When you make your muscles stronger and bigger you need more calories to maintain this growth. When more calories are shuttled to muscles for their growth there’s less calories laying around your body being turned into fat. If you have too much body weight and you’re looking to lose a few pounds try to create more muscles while maintaining a healthy diet. This will allow the extra calories need for muscle growth to come from your lean protein and excess calories already stored.
If you’re out running on sidewalks why not set up your game and step into the tree lawn? You’d be amazed at the strength and endurance it takes to run 30 minutes in the grass, sand or trails.
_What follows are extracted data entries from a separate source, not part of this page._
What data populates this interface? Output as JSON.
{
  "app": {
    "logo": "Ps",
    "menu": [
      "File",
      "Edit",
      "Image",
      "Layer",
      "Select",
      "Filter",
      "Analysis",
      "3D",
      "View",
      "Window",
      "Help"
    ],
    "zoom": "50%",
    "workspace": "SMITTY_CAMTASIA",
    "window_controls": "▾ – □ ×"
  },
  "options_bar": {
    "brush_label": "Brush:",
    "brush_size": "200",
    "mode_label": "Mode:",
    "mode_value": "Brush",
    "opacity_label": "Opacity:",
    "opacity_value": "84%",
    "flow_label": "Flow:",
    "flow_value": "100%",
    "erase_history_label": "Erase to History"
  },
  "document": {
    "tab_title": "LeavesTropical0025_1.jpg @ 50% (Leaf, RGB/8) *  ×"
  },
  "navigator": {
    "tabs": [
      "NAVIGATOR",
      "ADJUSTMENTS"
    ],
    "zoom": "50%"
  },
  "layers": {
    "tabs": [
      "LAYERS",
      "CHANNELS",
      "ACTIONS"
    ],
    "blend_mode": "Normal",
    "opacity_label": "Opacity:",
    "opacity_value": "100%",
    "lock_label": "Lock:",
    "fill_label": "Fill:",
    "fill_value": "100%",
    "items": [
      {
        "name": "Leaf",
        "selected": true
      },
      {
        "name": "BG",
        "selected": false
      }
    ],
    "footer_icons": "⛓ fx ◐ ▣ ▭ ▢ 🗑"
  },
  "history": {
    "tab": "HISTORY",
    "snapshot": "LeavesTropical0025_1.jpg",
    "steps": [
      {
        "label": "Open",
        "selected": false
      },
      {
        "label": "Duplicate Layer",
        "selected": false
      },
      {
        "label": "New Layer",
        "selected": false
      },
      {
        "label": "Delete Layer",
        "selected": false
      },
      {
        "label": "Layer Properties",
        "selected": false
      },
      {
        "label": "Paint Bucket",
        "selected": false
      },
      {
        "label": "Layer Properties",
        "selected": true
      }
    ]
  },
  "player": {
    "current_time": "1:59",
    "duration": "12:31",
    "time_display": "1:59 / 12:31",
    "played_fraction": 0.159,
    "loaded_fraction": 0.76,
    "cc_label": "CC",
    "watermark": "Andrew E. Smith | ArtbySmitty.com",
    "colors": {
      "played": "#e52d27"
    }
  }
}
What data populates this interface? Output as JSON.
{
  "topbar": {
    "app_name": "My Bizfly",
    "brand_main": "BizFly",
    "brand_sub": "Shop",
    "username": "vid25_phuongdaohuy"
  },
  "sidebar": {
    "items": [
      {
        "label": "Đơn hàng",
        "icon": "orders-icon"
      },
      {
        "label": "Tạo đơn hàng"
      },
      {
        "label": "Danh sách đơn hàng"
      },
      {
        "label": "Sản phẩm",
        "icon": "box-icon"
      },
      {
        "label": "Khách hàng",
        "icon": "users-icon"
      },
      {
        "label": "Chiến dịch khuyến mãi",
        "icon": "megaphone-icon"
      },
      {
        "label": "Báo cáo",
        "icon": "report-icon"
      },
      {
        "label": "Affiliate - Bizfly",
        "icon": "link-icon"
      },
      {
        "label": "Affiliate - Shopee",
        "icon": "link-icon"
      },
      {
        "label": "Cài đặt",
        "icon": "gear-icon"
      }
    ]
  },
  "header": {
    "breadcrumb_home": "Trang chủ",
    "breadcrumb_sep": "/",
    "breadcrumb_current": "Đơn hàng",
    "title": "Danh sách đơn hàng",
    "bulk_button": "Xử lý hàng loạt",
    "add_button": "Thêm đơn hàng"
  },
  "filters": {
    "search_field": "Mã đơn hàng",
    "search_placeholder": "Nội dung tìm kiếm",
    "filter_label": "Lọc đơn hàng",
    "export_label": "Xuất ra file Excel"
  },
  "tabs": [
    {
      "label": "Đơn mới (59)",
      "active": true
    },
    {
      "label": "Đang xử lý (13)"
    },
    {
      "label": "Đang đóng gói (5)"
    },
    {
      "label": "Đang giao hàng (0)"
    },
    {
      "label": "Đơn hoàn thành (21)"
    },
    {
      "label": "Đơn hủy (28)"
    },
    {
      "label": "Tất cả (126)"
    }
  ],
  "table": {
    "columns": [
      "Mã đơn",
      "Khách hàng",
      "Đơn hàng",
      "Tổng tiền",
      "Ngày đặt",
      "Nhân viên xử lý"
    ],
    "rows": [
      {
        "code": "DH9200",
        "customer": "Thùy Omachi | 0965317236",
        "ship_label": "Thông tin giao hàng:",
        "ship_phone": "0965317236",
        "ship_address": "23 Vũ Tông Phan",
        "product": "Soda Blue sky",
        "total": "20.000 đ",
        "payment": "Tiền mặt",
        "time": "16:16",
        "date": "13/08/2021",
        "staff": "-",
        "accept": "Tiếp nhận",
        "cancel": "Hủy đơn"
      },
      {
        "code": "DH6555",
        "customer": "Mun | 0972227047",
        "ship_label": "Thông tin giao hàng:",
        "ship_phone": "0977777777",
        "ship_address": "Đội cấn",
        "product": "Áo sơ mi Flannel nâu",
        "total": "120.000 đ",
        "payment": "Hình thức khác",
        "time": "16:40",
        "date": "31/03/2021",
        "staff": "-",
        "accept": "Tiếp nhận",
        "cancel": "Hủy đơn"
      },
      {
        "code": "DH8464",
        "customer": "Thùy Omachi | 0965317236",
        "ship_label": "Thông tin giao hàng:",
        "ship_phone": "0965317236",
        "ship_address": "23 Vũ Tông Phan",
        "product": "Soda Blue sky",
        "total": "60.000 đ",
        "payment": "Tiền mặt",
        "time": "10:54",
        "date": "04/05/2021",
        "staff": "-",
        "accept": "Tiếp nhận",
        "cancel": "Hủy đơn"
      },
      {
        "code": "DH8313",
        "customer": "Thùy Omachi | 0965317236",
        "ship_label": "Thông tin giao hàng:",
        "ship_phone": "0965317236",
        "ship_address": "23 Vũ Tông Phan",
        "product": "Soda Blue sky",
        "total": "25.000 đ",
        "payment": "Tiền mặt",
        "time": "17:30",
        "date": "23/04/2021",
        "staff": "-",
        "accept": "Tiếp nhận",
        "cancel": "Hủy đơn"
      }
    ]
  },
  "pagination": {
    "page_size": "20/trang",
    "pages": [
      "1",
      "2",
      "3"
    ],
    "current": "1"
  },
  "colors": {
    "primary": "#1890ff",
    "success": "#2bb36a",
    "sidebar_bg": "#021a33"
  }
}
Build Some Muscle-Burn Some Calories
Along with building muscle by running in the grass, build actual muscle with some actual strength training. Building muscle all over your body; back-shoulders-arms-core-legs will make your runs faster and let you burn more calories with each outing. You can do this without a gym membership so there’s no excuses needed! If you ever can get some free weights for your house they will only benefit you, but until then;
- Core strength- lower leg lifts, Roman crunches, planks, side-planks
- Glutes (your bum)-body weight squats, lunges
- Quads and Hamstrings-lunges, walking lunges, reverse lunges, dead-lifts
Push-ups are an amazing exercise using almost every muscle to maintain posture. Try for regular push-ups, not modified, and do 3 sets of ten. Your runs will thank you!
Run with a Faster Buddy
If you want to get faster and burn more calories run with a faster friend. Seriously, there is nothing more stimulating than a run with person who’s 15-30 seconds faster than you. Don’t try for a friend who’s a minute or two faster, you won’t be able to keep up and you risk injuring yourself in the process. But if you’re running a 10 minute mile and a buddy runs a 9:15-9:30 minute mile, ask to join them once every week, 10 days or two weeks. They’ll slow down slightly for you (it’s only courteous) and you’ll speed up (to save face of course!) and you’ll build strength and endurance within a few weeks.
Running faster one day means your body needs a break the next time, to rest and recover. Join a fast friend every week or two and you’ll increase your speed and strength within a month. It’s that easy!
Exercise and a healthy diet are the key to weight loss and weight maintenance. Start today with no excuses, not even the weather!